Just An Application

November 16, 2014

Swift vs. The Compound File Binary File Format (aka OLE/COM): Part Three — Now Read Your Header

The 512 byte header of a compound file can be represented as a Swift struct like this

    struct FlatFileHeader
    {
        let signature               : EightBytes
        let clsid                   : CLSID
        //
        let minor                   : UInt16
        let major                   : UInt16
        let byteOrder               : UInt16
        let sectorShift             : UInt16
        let miniSectorShift         : UInt16
        let reserved                : SixBytes
        let nDirSectors             : UInt32
        let nFATSectors             : UInt32
        let firstDirSector          : UInt32
        let xactionSig              : UInt32
        let miniStreamCutoffSize    : UInt32
        let firstMiniFATSector      : UInt32
        let nMiniFATSectors         : UInt32
        let firstDIFATSector        : UInt32
        let nDIFATSectors           : UInt32
        let difat                   : DIFAT
    }

It is effectively a straight transcription from the specification with four exceptions

In the specification the first field is defined as

    Header Signature (8 bytes): ... 

the second field is defined as

    Header CLSID (16 bytes): ... 

the eighth field is defined as

    Reserved (6 bytes): ... 

and the last field is defined as

    DIFAT (436 bytes): ... 

In all these cases the field could be represented as

    [UInt8]

but that fails to capture the exact size of each field, so we do this instead.
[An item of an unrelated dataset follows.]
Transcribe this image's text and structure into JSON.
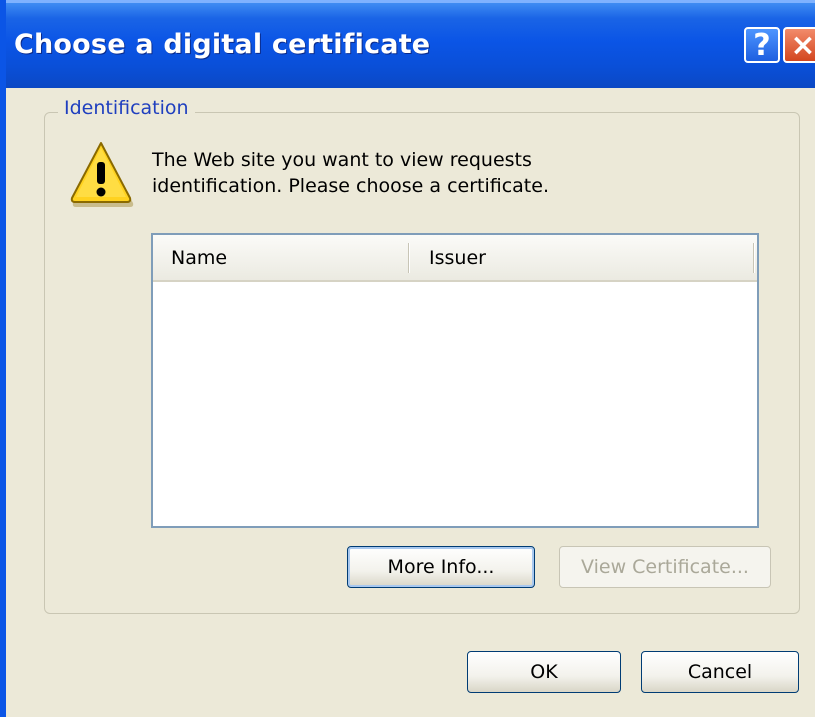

We represent the ‘Header Signature’ using the struct EightBytes which looks something like this

    struct EightBytes
    {
        let b0 : UInt8
        let b1 : UInt8
        let b2 : UInt8
        let b3 : UInt8
        let b4 : UInt8
        let b5 : UInt8
        let b6 : UInt8
        let b7 : UInt8
    }

We represent the ‘Header CLSID’ using the struct CLSID which looks something like this

    struct CLSID
    {
        let first   : EightBytes
        let second  : EightBytes
    }

We represent the ‘Reserved’ field using the struct SixBytes which looks something like this

    struct SixBytes
    {
        let b0 : UInt8
        let b1 : UInt8
        let b2 : UInt8
        let b3 : UInt8
        let b4 : UInt8
        let b5 : UInt8
    }

The DIFAT field is not really 436 bytes but 109 32-bit integers which we can represent using the struct DIFAT which looks something like this

    struct DIFAT
    {
        let i0  : UInt32
        let i1  : UInt32
    }

At the moment it only represents the first two values but it can be ‘extended’ if necessary.

The result of using this seemingly random combination of rather odd structures is that the struct FlatFileHeader is indeed ‘flat’ which is to say that are all its fields are value types. They are in fact all structs.

Bearing in mind that the compound file format is little endian and so is this computer, and if we assume the Swift compiler

  1. represents the values of the UInt<N> types by the exact number of bytes necessary when the value is contained in a struct

  2. represents the fields in exactly the same order that they were defined and wihout padding,

  3. that it does the same recursively with the nested struct values, and

  4. that it ensures that the memory allocated for the struct at runtime is at least 4 byte aligned

then, not at all accidentally, the representation of the struct in memory would be identical to the representation of the header in the compound file, and vice-versa.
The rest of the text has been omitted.